Erich Segal was a color commentator for Olympic marathons during telecasts of both the 1972 and 1976 Summer Olympics. His most notable broadcast was in 1972, when he and Jim McKay called Frank Shorter's gold medal-winning performance. After an impostor, West German student Norbert Sudhaus, ran into Olympic Stadium ahead of Shorter, an emotionally upset Segal yelled, "That is an impostor! Get him off the track! This happens in bush league marathons! This doesn't happen in an Olympic marathon! Throw the bum out! Get rid of that guy!" When Shorter appeared to be confused by the events, Segal yelled, "come on, Frank, you won it!" and "Frank, it's a fake, Frank!"

Mark Spitz was originally reluctant to swim the 100-meter freestyle, fearing that he would not win the gold medal. Minutes before the race, he confessed on the pool deck to ABC's Donna de Varona, "I know I say I don't want to swim before every event, but this time I'm serious. If I swim six and win six, I'll be a hero. If I swim seven and win six, I'll be a failure." Spitz won by half a stroke in a world-record time of 51.22 seconds.

====1976====

| Event | Play-by-play | Color commentators |
|---|---|---|
| Track & Field | Keith Jackson | O. J. Simpson Bob Seagren Brian Oldfield Marty Liquori (men) Wyomia Tyus (women) |
| Swimming | Keith Jackson | Mark Spitz (men) Donna de Varona (women) |
| Diving | Bill Flemming | Ken Sitzberger (men) Micki King (women) |
| Basketball | Frank Gifford Curt Gowdy | Bill Russell |
| Gymnastics | Chris Schenkel | Gordon Maddux (men) Cathy Rigby (women) |
| Boxing | Howard Cosell |  |
| Wrestling | Frank Gifford | Ken Kraft |
| Equestrian | Chris Schenkel Jackie Stewart (Filled in for Schenkel when he covered Gymnastics.) | Bill Steinkraus |
| Rowing | Frank Gifford | Fritz Hobbs |

In the 1976 Summer Games in Montreal, and the 1984 games in Los Angeles, Howard Cosell was the main voice for boxing. Sugar Ray Leonard won the gold medal in his light welterweight class at Montreal, beginning his meteoric rise to a world professional title three years later. Cosell became close to Leonard, during this period, announcing many of his fights.

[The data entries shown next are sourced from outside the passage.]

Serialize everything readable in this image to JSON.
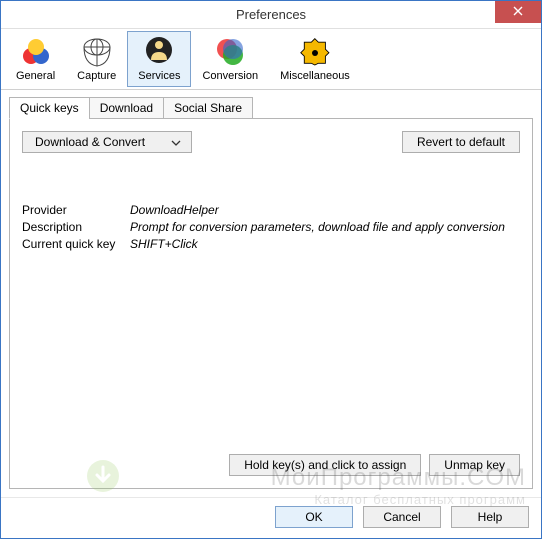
{
  "window": {
    "title": "Preferences"
  },
  "toolbar": {
    "items": [
      {
        "label": "General"
      },
      {
        "label": "Capture"
      },
      {
        "label": "Services"
      },
      {
        "label": "Conversion"
      },
      {
        "label": "Miscellaneous"
      }
    ],
    "active_index": 2
  },
  "tabs": {
    "items": [
      {
        "label": "Quick keys"
      },
      {
        "label": "Download"
      },
      {
        "label": "Social Share"
      }
    ],
    "active_index": 0
  },
  "panel": {
    "dropdown_selected": "Download & Convert",
    "revert_button": "Revert to default",
    "details": {
      "provider_label": "Provider",
      "provider_value": "DownloadHelper",
      "description_label": "Description",
      "description_value": "Prompt for conversion parameters, download file and apply conversion",
      "quickkey_label": "Current quick key",
      "quickkey_value": "SHIFT+Click"
    },
    "assign_button": "Hold key(s) and click to assign",
    "unmap_button": "Unmap key"
  },
  "footer": {
    "ok": "OK",
    "cancel": "Cancel",
    "help": "Help"
  },
  "watermark": {
    "line1": "МоиПрограммы.COM",
    "line2": "Каталог бесплатных программ"
  }
}
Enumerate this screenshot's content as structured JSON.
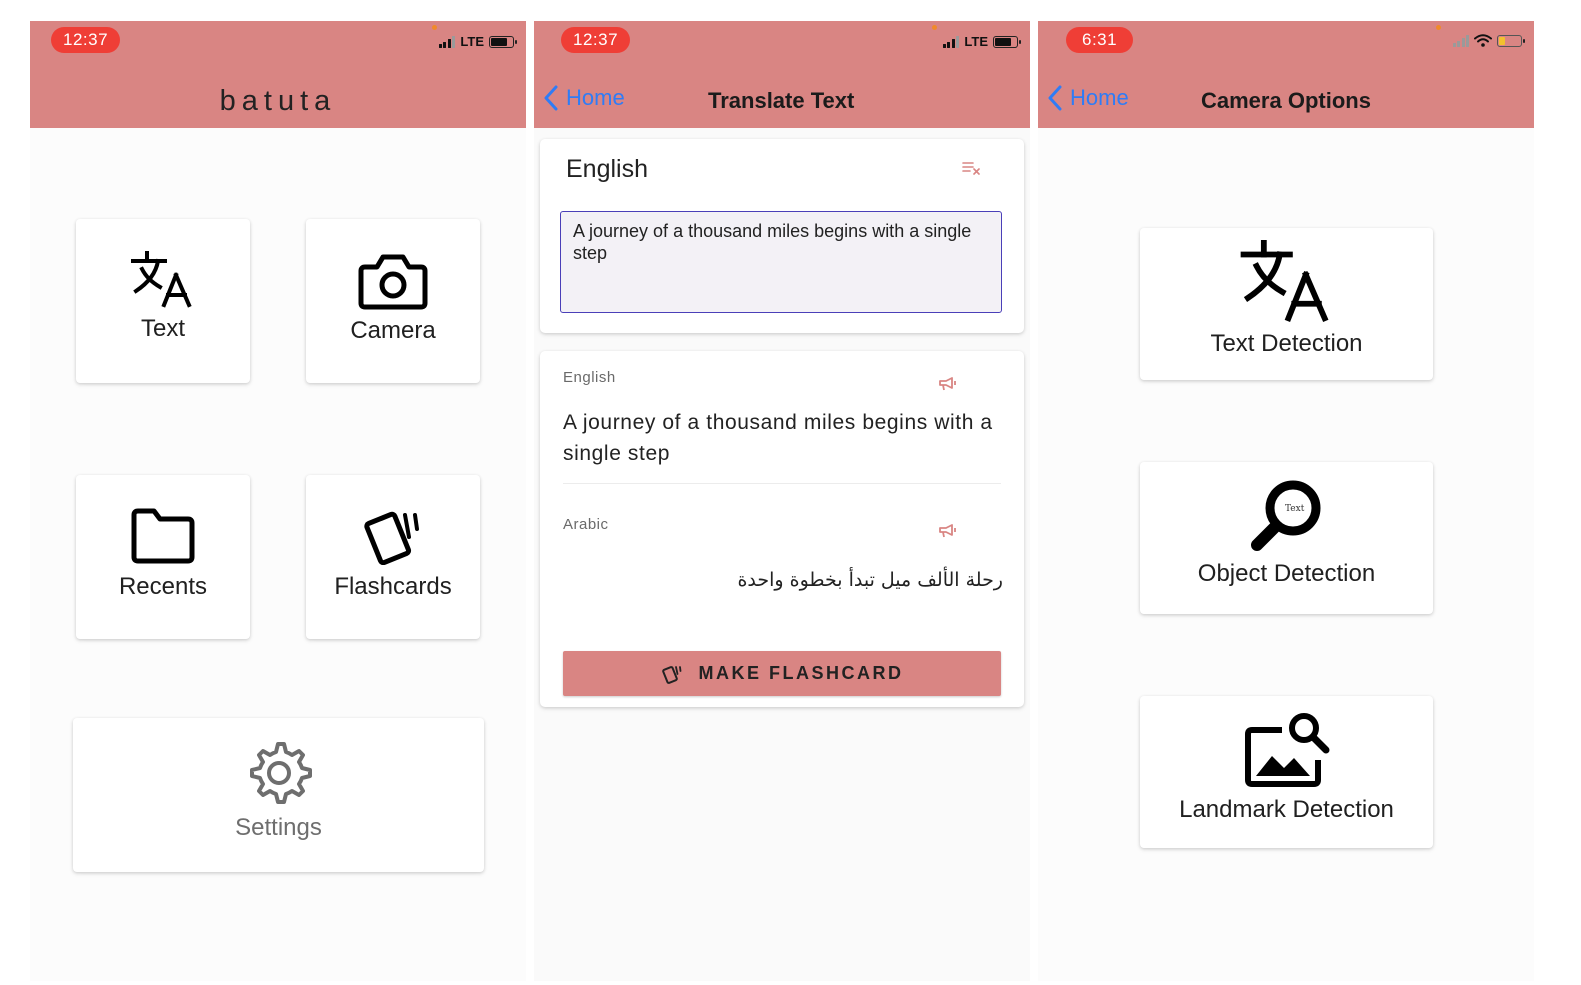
{
  "screens": [
    {
      "status": {
        "time": "12:37",
        "network": "LTE"
      },
      "header": {
        "title": "batuta"
      },
      "tiles": [
        {
          "label": "Text",
          "icon": "translate-icon"
        },
        {
          "label": "Camera",
          "icon": "camera-icon"
        },
        {
          "label": "Recents",
          "icon": "folder-icon"
        },
        {
          "label": "Flashcards",
          "icon": "flashcards-icon"
        },
        {
          "label": "Settings",
          "icon": "gear-icon"
        }
      ]
    },
    {
      "status": {
        "time": "12:37",
        "network": "LTE"
      },
      "header": {
        "back": "Home",
        "title": "Translate Text"
      },
      "input_card": {
        "language": "English",
        "text": "A journey of a thousand miles begins with a single step"
      },
      "output_card": {
        "source_language": "English",
        "source_text": "A journey of a thousand miles begins with a single step",
        "target_language": "Arabic",
        "target_text": "رحلة الألف ميل تبدأ بخطوة واحدة",
        "button": "MAKE FLASHCARD"
      }
    },
    {
      "status": {
        "time": "6:31"
      },
      "header": {
        "back": "Home",
        "title": "Camera Options"
      },
      "options": [
        {
          "label": "Text Detection",
          "icon": "translate-icon"
        },
        {
          "label": "Object Detection",
          "icon": "magnifier-icon",
          "icon_text": "Text"
        },
        {
          "label": "Landmark Detection",
          "icon": "image-search-icon"
        }
      ]
    }
  ],
  "colors": {
    "header": "#d98583",
    "time_pill": "#ef3e36",
    "back_link": "#2f7cf6",
    "input_border": "#4a3fb8"
  }
}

| Features | Pierre Salinger Jim Lampley Dave Diles |

In 1976, ABC Sports employed Pierre Salinger as a features commentator for the network's coverage of the Olympic Winter Games in Innsbruck, Austria, and the Summer Games in Montreal, Quebec.

====1984====

| Event | Play-by-play | Color commentators | Reporters |
| Opening Ceremony | Jim McKay | Peter Jennings | Donna de Varona |
| Track & Field | Al Michaels | O. J. Simpson (men's sprints & relays) Wilma Rudolph (women's sprints) Renaldo Nehemiah (hurdles) Marty Liquori (distance) Dwight Stones (field events) Jane Frederick (filled in for Stones while he competed in the high jump) | Donna de Varona |
| Swimming | Jim Lampley | Mark Spitz (men) Donna de Varona (women) | Diana Nyad |
| Synchronized Swimming | Donna de Varona | Esther Williams |
| Diving | Jack Whitaker Bill Flemming (filled in for Whitaker while he did gymnastics) | Cynthia Potter |
| Basketball | Keith Jackson | Digger Phelps (men) Ann Meyers (women) |
| Volleyball | Bob Beattie | Kurt Kilgore |
| Gymnastics | Jack Whitaker | Gordon Maddux Cathy Rigby-McCoy (women) Kurt Thomas (men) | Anne Simon |
| Rhythmic Gymnastics | Al Trautwig | Gordon Maddux Cathy Rigby-McCoy |
| Boxing | Howard Cosell |
| Water Polo | Tim Brant | Jim Kruse |
| Rowing | Curt Gowdy | Steve Gladstone |
| Canoeing | Diana Nyad | Jay T. Kearney |
| Wrestling | Curt Gowdy | Russ Hellickson |
| Cycling (Road) | Al Michaels | Greg LeMond Eric Heiden |
| Cycling (Track) | Bill Flemming | Eric Heiden |
| Baseball (demonstration sport) | Don Chevrier | Jim Palmer |
| Tennis (demonstration sport) | Arthur Ashe |
| Equestrian | Chris Schenkel | Bill Steinkraus Tad Coffin |
| Fencing | Arthur Ashe Al Trautwig |
| Soccer | Mario Machado |
| Weightlifting | Lynn Swann | Bruce Wilhelm |
| Handball | Al Trautwig |
| Field Hockey | Al Trautwig | Mike Eruzione |
| Judo | Al Trautwig Mike Eruzione |
| Shooting | Al Trautwig |
| Closing Ceremony | Jim McKay | Peter Jennings | Donna de Varona |

In 1984, Dwight Stones became the first athlete to both compete and serve as an announcer at the same Olympics.